The COVID-19 
outbreak in the United States crossed 100,000 new confirmed daily 
infections Saturday, a milestone last exceeded during the pre-vaccine 
winter surge and driven by the highly transmissible delta variant and 
low vaccination rates in the South. 
Health
 officials fear that cases, hospitalizations and deaths will continue to
 soar if more Americans don’t embrace the vaccine. Nationwide, 50% of 
residents are fully vaccinated and more than 70% of adults have received
 at least one dose. 
“Our
 models show that if we don’t (vaccinate people), we could be up to 
several hundred thousand cases a day, similar to our surge in early 
January,” Centers for Disease Control and Prevention director Rochelle 
Walensky said on CNN this week.
It
 took the U.S. about nine months to cross 100,000 average daily cases in
 November before peaking at about 250,000 in early January. Cases 
bottomed out in June, averaging about 11,000 per day, but six weeks 
later the number is 107,143. 
Hospitalizations
 and deaths are also increasing, though all are still below peaks seen 
early this year before vaccines became widely available. More than 
44,000 Americans are currently hospitalized with COVID-19, according to 
the CDC, up 30% in a week and nearly four times the number in June. More
 than 120,000 were hospitalized in January.
The
 seven-day average for deaths rose from about 270 deaths per day two 
weeks ago to nearly 500 a day as of Friday, according to Johns Hopkins 
University. It rose from about 270 deaths per day two weeks ago to 
nearly 500 a day as of Friday. Deaths peaked at 3,500 per day in 
January. Deaths usually lag behind hospitalizations as the disease 
normally takes a few weeks to kill.
The situation is particularly dire in the South, which has some of the lowest vaccination rates in the U.S. and has seen smaller hospitals overrun with patients.
In
 the Southeast, the number of hospitalized COVID-19 patients jumped 50% 
to a daily average of 17,600 over the last week from 11,600 the previous
 week, the CDC says. Florida, Georgia, Alabama, Mississippi, North 
Carolina, South Carolina, Tennessee and Kentucky represent 41% of the 
nation’s new hospitalizations, the CDC says, twice their overall share 
of the population. 
Alabama
 and Mississippi have the lowest vaccination rates in the country: less 
than 35% of residents are fully inoculated, according to the Mayo 
Clinic. Georgia, Tennessee and the Carolinas are all in the lowest 15 
states.
Florida makes up more than 20% of the nation’s new cases and hospitalizations, 
triple its share of the population. Many rural counties have vaccination
 rates below 40%, with the state at 49%. The state again set a record 
Saturday, reporting 23,903 new cases. 
Gov.
 Ron DeSantis, while encouraging vaccinations, has taken a hard line 
against mask rules and other restrictions. Running for reelection next 
year and eyeing a 2024 Republican presidential bid, he and President Joe
 Biden have verbally sparred in recent days. DeSantis has accused the 
Democratic president of wanting steal Floridians’ “freedoms,” while 
Biden has said DeSantis should “get out of the way” of local officials 
if he doesn’t want to fight the outbreak. 
Some
 people have been scared off from the vaccine by bogus warnings on 
social media and from some non-medical media personalities.
Miami-area
 real estate agent Yoiris Duran, 56, said her family was swayed by the 
misinformation, although doctors and public health officials have almost
 universally encouraged people to get vaccinated. After she, her husband
 and 25-year-old son got seriously ill with COVID-19 and were 
hospitalized, she’s now encouraging friends and family to get 
vaccinated.
“I don’t want people to go through what we have gone through,” she said in a video interview with Baptist Health Systems. 

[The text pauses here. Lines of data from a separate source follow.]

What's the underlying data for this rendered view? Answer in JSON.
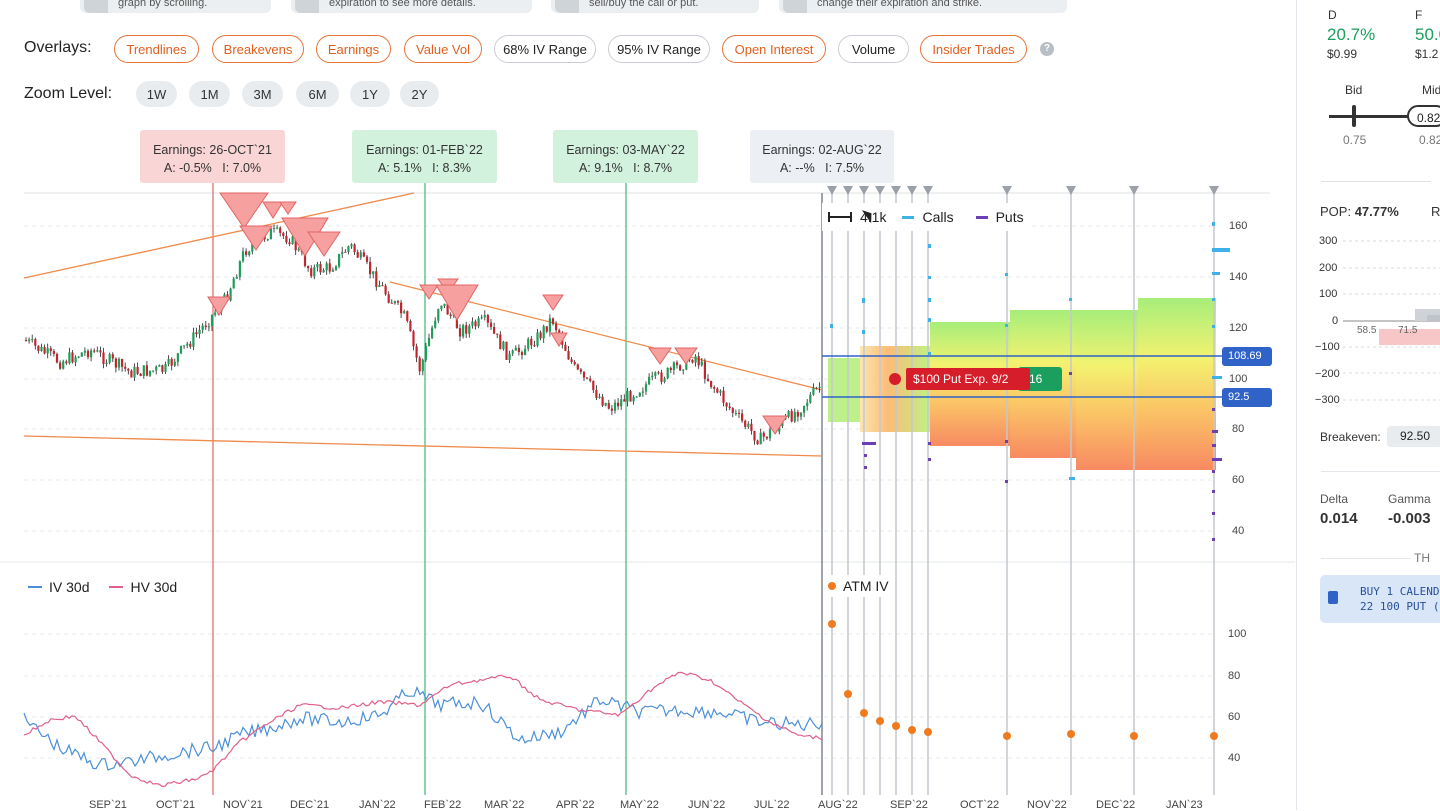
{
  "tooltips": [
    {
      "text": "graph by scrolling."
    },
    {
      "text": "expiration to see more details."
    },
    {
      "text": "sell/buy the call or put."
    },
    {
      "text": "change their expiration and strike."
    }
  ],
  "overlays": {
    "label": "Overlays:",
    "items": [
      {
        "label": "Trendlines",
        "style": "orange"
      },
      {
        "label": "Breakevens",
        "style": "orange"
      },
      {
        "label": "Earnings",
        "style": "orange"
      },
      {
        "label": "Value Vol",
        "style": "orange"
      },
      {
        "label": "68% IV Range",
        "style": "gray"
      },
      {
        "label": "95% IV Range",
        "style": "gray"
      },
      {
        "label": "Open Interest",
        "style": "orange"
      },
      {
        "label": "Volume",
        "style": "gray"
      },
      {
        "label": "Insider Trades",
        "style": "orange"
      }
    ],
    "help": "?"
  },
  "zoom": {
    "label": "Zoom Level:",
    "items": [
      "1W",
      "1M",
      "3M",
      "6M",
      "1Y",
      "2Y"
    ]
  },
  "earnings": [
    {
      "title": "Earnings: 26-OCT`21",
      "stats": "A: -0.5%   I: 7.0%",
      "color": "red"
    },
    {
      "title": "Earnings: 01-FEB`22",
      "stats": "A: 5.1%   I: 8.3%",
      "color": "green"
    },
    {
      "title": "Earnings: 03-MAY`22",
      "stats": "A: 9.1%   I: 8.7%",
      "color": "green"
    },
    {
      "title": "Earnings: 02-AUG`22",
      "stats": "A: --%   I: 7.5%",
      "color": "gray"
    }
  ],
  "chart": {
    "legend_oi": {
      "value": "4.1k",
      "calls": "Calls",
      "puts": "Puts"
    },
    "price_axis": [
      "160",
      "140",
      "120",
      "100",
      "80",
      "60",
      "40"
    ],
    "price_badges": {
      "upper": "108.69",
      "lower": "92.5"
    },
    "position_label": "$100 Put Exp. 9/2",
    "position_value": "16",
    "vol_legend": {
      "iv": "IV 30d",
      "hv": "HV 30d",
      "atm": "ATM IV"
    },
    "vol_axis": [
      "100",
      "80",
      "60",
      "40"
    ],
    "x_axis": [
      "SEP`21",
      "OCT`21",
      "NOV`21",
      "DEC`21",
      "JAN`22",
      "FEB`22",
      "MAR`22",
      "APR`22",
      "MAY`22",
      "JUN`22",
      "JUL`22",
      "AUG`22",
      "SEP`22",
      "OCT`22",
      "NOV`22",
      "DEC`22",
      "JAN`23"
    ],
    "colors": {
      "calls": "#3fb1e8",
      "puts": "#6b3fb3",
      "iv": "#4a8fd8",
      "hv": "#e0608a",
      "atm": "#f07a1e",
      "trend": "#f08a4b",
      "earn_red": "#e06565",
      "earn_green": "#3dba74"
    }
  },
  "right_panel": {
    "col_d": {
      "label": "D",
      "pct": "20.7%",
      "price": "$0.99"
    },
    "col_f": {
      "label": "F",
      "pct": "50.0",
      "price": "$1.2"
    },
    "bid": {
      "label": "Bid",
      "value": "0.75"
    },
    "mid": {
      "label": "Mid",
      "value": "0.82",
      "value2": "0.82"
    },
    "pop": {
      "label": "POP:",
      "value": "47.77%",
      "next": "R"
    },
    "pl_axis": [
      "300",
      "200",
      "100",
      "0",
      "−100",
      "−200",
      "−300"
    ],
    "pl_x": [
      "58.5",
      "71.5"
    ],
    "breakeven": {
      "label": "Breakeven:",
      "value": "92.50"
    },
    "greeks": [
      {
        "label": "Delta",
        "value": "0.014"
      },
      {
        "label": "Gamma",
        "value": "-0.003"
      }
    ],
    "section": "TH",
    "trade": {
      "line1": "BUY 1 CALEND",
      "line2": "22 100 PUT ("
    }
  }
}
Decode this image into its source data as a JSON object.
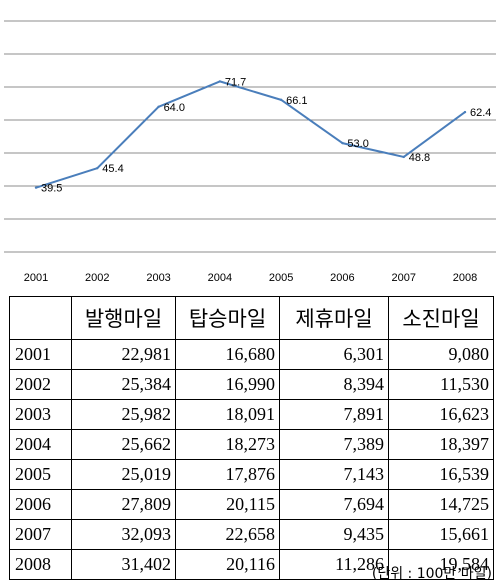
{
  "chart_data": {
    "type": "line",
    "x": [
      "2001",
      "2002",
      "2003",
      "2004",
      "2005",
      "2006",
      "2007",
      "2008"
    ],
    "series": [
      {
        "values": [
          39.5,
          45.4,
          64.0,
          71.7,
          66.1,
          53.0,
          48.8,
          62.4
        ],
        "labels": [
          "39.5",
          "45.4",
          "64.0",
          "71.7",
          "66.1",
          "53.0",
          "48.8",
          "62.4"
        ],
        "color": "#4a7ebb"
      }
    ],
    "ylim": [
      20,
      90
    ],
    "yticks": [
      20,
      30,
      40,
      50,
      60,
      70,
      80,
      90
    ],
    "grid": true,
    "grid_color": "#8c8c8c",
    "title": "",
    "xlabel": "",
    "ylabel": ""
  },
  "table": {
    "headers": [
      "",
      "발행마일",
      "탑승마일",
      "제휴마일",
      "소진마일"
    ],
    "rows": [
      [
        "2001",
        "22,981",
        "16,680",
        "6,301",
        "9,080"
      ],
      [
        "2002",
        "25,384",
        "16,990",
        "8,394",
        "11,530"
      ],
      [
        "2003",
        "25,982",
        "18,091",
        "7,891",
        "16,623"
      ],
      [
        "2004",
        "25,662",
        "18,273",
        "7,389",
        "18,397"
      ],
      [
        "2005",
        "25,019",
        "17,876",
        "7,143",
        "16,539"
      ],
      [
        "2006",
        "27,809",
        "20,115",
        "7,694",
        "14,725"
      ],
      [
        "2007",
        "32,093",
        "22,658",
        "9,435",
        "15,661"
      ],
      [
        "2008",
        "31,402",
        "20,116",
        "11,286",
        "19,584"
      ]
    ]
  },
  "unit_note": "(단위 : 100만 마일)"
}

In some parts of the U.S., hospitals are scrambling to find beds for patients.
Dr.
 Leonardo Alonso, who works in several emergency rooms in Jacksonville, 
one of Florida’s hardest-hit areas, said said some hospitals are sending
 some COVID-19 patients home with oxygen and a monitor to free beds for 
sicker people.
“The
 ICUs, the hospitals are all on a near what we call mass casualty 
incident. They’re almost at protocols where they’re overflowing,” Alonso
 said. 
In Texas, Houston officials said some patients were transferred out of the city — one as far as North Dakota. 
Dr.
 David Persse, Houston’s chief medical officer, said some ambulances 
were waiting hours to offload patients at Houston area hospitals because
 no beds were available. Persse said he feared this would lead to 
prolonged respond times to 911 medical calls.
“The
 health care system right now is nearly at a breaking point. ... For the
 next three weeks or so, I see no relief on what’s happening in 
emergency departments,” Persse said Thursday.
Missouri has stationed 30 ambulances and more than 60 medical personnel across the state to help move COVID-19 patients to other areas if nearby hospitals are too full.